SANDERS: The president convinced me that Saddam Hussein is an evil tyrant, somebody who we can't trust and somebody who is very, very dangerous. The president did not convince me that the United States alone should invade Iraq, lose the focus and the coalition that we have built to fight terrorism and do something that this country has never done before; and that is, taken a preemptive strike which sets, I think, a terrible international precedent which says that any country in the world that wants to go for war for any reason has the right to do that. So the president made the case against Saddam Hussein. But I am concerned that we could make a dangerous situation even more dangerous, a bad situation even worse by unilaterally attacking that country.

CAVUTO: Would you have made, Congressman, a preemptive strike against Usama bin Laden if you knew what he was up to?

SANDERS: I mean, if you were going to tell me that the evidence was overwhelming, and here it is right in front of you, that within two weeks he is going to have the capability of delivering a nuclear weapon, you know what? I think every country in the world and every country in that region would say, hey, we have got to do something about it. But that is not what the president has said. And it's important, I think, Neil, to listen to people in that region who hate Saddam Hussein's guts: the Jordanians, the Saudi Arabians, the Egyptians. They are not friends of his and they are saying, wait a minute, be cautious.

CAVUTO: But aren't they scared as much about the alternative and how it could effect them?

SANDERS: Yes. But that's something that we should be scared of as well. Just stop for a moment. I think the guy in this world who most wants a United States invasion of Iraq, you know who that is? I think it's Usama bin Laden. He wants the United States to appear to be at war with the entire Muslim world. And I don't think we should give him that.

CAVUTO: What would it take, Congressman, to say, let's say the president had proof that Usama bin Laden and Saddam Hussein, that there was a connection, would that be good enough for to you say, all right, now with my blessings go after the guy?
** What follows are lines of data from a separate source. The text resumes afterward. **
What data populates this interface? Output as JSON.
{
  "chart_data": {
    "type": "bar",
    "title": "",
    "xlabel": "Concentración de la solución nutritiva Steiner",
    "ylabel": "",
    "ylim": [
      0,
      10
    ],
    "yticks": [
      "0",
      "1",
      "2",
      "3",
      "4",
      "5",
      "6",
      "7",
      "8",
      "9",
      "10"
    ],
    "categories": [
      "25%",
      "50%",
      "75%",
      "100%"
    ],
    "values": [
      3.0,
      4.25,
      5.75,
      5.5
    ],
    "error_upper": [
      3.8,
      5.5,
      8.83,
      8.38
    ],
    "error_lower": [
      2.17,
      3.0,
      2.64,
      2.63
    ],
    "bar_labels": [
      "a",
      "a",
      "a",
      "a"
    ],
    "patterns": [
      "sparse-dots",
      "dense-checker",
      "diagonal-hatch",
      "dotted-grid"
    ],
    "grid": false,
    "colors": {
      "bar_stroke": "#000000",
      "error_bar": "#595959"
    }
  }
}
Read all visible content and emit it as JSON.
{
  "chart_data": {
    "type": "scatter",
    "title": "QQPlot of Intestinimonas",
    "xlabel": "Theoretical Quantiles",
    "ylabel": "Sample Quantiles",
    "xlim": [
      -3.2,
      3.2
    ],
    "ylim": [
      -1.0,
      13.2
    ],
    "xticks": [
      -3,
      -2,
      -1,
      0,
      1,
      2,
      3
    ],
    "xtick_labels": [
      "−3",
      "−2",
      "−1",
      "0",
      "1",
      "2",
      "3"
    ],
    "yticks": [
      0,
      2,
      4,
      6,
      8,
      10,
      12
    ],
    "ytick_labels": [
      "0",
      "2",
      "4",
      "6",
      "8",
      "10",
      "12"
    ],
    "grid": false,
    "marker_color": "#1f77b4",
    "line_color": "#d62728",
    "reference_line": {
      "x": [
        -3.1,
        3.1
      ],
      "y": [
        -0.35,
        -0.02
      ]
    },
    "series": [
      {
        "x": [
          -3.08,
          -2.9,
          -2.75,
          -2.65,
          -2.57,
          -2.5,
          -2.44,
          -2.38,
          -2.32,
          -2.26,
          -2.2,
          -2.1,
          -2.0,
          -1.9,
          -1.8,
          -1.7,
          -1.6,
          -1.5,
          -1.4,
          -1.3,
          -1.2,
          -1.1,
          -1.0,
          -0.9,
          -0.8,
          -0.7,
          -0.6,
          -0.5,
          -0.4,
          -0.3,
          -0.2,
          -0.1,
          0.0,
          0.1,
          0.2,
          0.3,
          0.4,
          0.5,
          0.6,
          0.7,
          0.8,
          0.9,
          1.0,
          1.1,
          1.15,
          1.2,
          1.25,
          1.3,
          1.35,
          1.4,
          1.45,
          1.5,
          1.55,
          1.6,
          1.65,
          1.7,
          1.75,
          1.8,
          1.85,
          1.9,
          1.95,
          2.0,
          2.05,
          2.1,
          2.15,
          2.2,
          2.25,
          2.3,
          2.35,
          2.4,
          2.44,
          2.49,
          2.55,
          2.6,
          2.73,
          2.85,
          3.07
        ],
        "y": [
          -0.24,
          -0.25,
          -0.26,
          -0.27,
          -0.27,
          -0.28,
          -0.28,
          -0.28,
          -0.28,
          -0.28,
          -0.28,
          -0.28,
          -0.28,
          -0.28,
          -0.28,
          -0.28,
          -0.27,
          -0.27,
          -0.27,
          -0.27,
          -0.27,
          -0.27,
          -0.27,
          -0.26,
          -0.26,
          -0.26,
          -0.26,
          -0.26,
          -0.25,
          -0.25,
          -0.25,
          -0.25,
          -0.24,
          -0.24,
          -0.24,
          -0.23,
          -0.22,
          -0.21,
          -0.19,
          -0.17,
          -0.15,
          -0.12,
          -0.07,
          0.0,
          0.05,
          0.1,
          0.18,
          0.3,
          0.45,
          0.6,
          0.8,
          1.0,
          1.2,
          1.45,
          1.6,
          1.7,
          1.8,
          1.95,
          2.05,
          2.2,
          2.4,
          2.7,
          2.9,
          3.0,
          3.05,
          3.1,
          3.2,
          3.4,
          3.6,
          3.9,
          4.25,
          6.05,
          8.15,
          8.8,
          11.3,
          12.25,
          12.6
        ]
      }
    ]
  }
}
SANDERS: Well, that would be a very important part of the discussion. But that case has not been made. There's speculation, there's gossip about it. In fact, there's evidence that Usama bin Laden, who is a fundamentalist, does not like Saddam Hussein as a secularist. And what we don't want to do is just mix up all of these Arabs together, Arafat and Saddam Hussein, Usama, they are all the same. They're not all the same. They have different points of view and they're coming from different angles. Bottom line is the world is in chaos right now in that region. You have the Mideast crisis, the Israelis and the Arabs. You have the Usama bin Laden people coming back into Afghanistan. Neil, we have a tough fight on our hands fighting Al Qaeda. I think we will lose the coalition we have put together to do that if the United States unilaterally invades Iraq.

CAVUTO: Would we hurt our attack on Al Qaeda by going after Saddam Hussein, when in fact, you could paint by a broad brush the association of interests that has problems with the United States, want to inflict harm on the United States, so go after those that want to inflict harm in the United States?

SANDERS: Oh Neil, I think you're really walking into a wasps' nest if you do that. You could destabilize that entire region. Pakistan, as you know, has helped us fight the war on terror. Egypt has helped us fight the war on terror. And yet, they have very large fundamentalist Muslim populations who would like nothing better than overthrowing those regimes. What do you think we will end up with if you have friends of Usama bin Laden in power in major countries throughout that region? It could be a terrible thing, not only for the United States but for the entire world.

CAVUTO: All right, Congressman, thank you very much. Good seeing you again.

SANDERS: Thank you, Neil.

CAVUTO: Congressman Bernie Sanders joining us out of Washington.